If not, he takes the pole
spear and catch bag. By about 4:30 PM or so, it's fish cleaning time,
then dinner. Often, after that we get together with another boat for a
"Sundowner" and chat. Or a movie (DVD on the computer). Then we
watch the stars until it's time to close our eyes. We have
lots of time to
read that pile of books we brought from home where we never had time to
read them. That's about how our days have been going now that we
are out of the marinas.
Now to get back to our travels, we took a two day road trip up the Baja
to visit Santa Rosalia and Mulege. We will not have time to sail
up
this far before we need to be back in La Paz. We stayed over
night in Santa Rosalia and enjoyed air conditioning for the first time
in a long
time. It was heavenly. Here in the Sea this year it has
been unusually humid and we spend days at a time with our bodies
damp. We get out of
the water and try to dry off but begin to perspire immediately. In
Santa Rosalia, we had the best hot dog ever! It was a hot dog
wrapped in bacon and fried in bacon fat served on a slightly sweet bun
with onions, mustard, ketchup, crema, and salsa.
This little cart
sales about 1000 of these each night and he doesn't open until 7:00
P.M. He parks right across the street from the church. This
town at one time had a very strong French presents here. The
church was designed by Carl Gustaf Eiffel.
It was displayed along
with the Eiffel Tower at the Paris Exposition in 1889, then taken apart
and reassembled in Santa Rosalia. It is very different looking
and after all this time, it still looks very modern.

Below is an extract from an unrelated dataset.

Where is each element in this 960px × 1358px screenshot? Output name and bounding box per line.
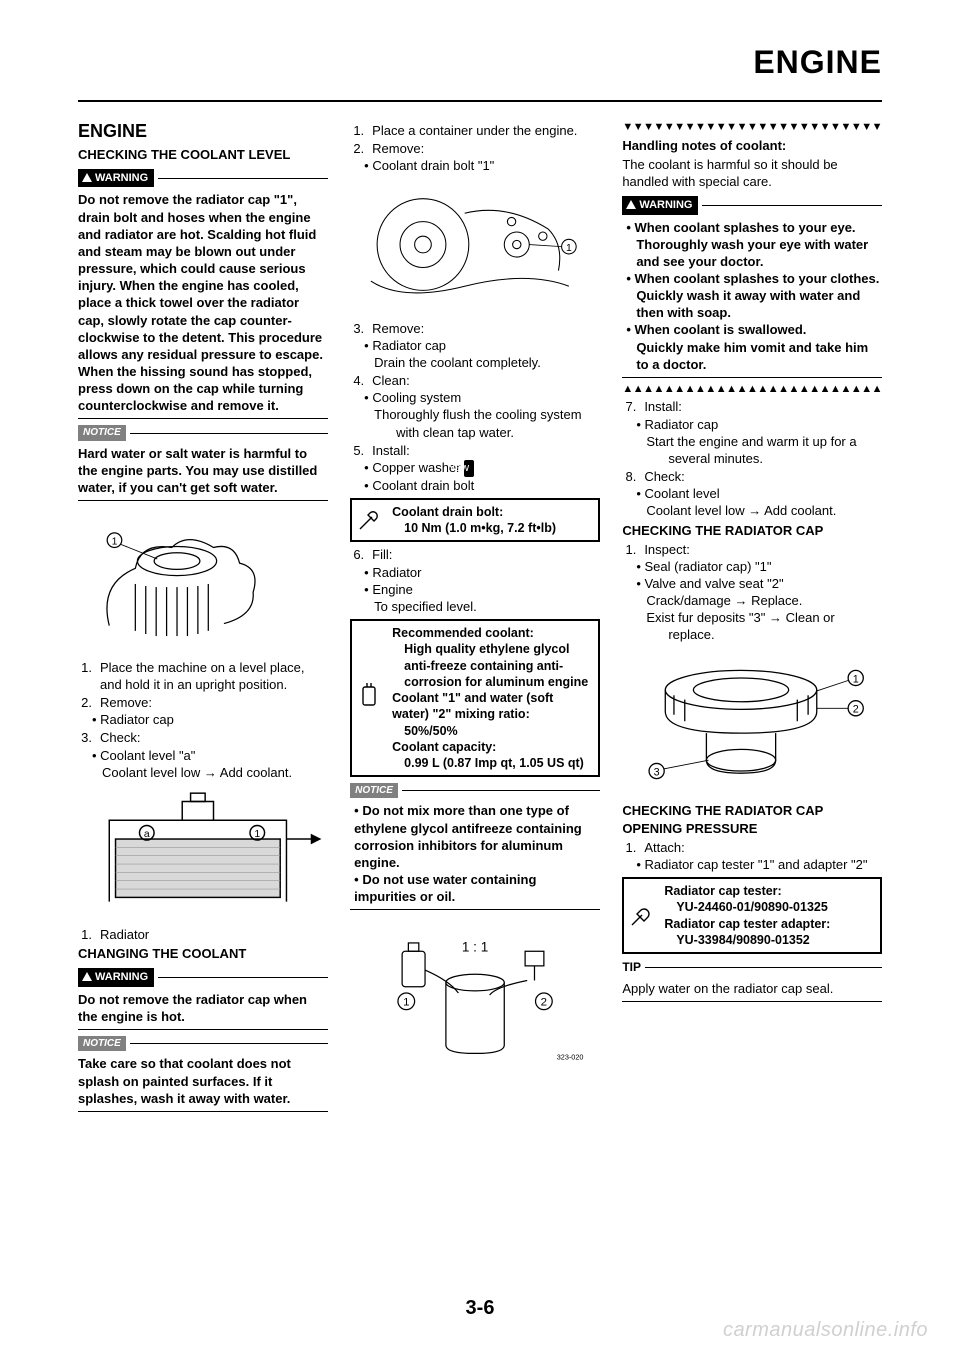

The town of Mulege looks like an oasis. It has lots of palm trees
and is very green. It has a river that runs to the sea. Greg
thinks we can
get our boat into the mouth of the river. Next year we will see.
As of this writing, we just got back into Escondido, from an overnight
trip to Candeleros Chico, and picked up a mooring. The one we are on is
designed for a 60 foot boat. That makes us feel secure. Today is
October 1, and we are sitting here all buttoned up waiting for
Hurricane Otis
to go by us. It is supposed to go by on the outside (Pacific side) of
the Baja, but one never knows! So, wish us luck, and check back to see
if we are still here day after tomorrow.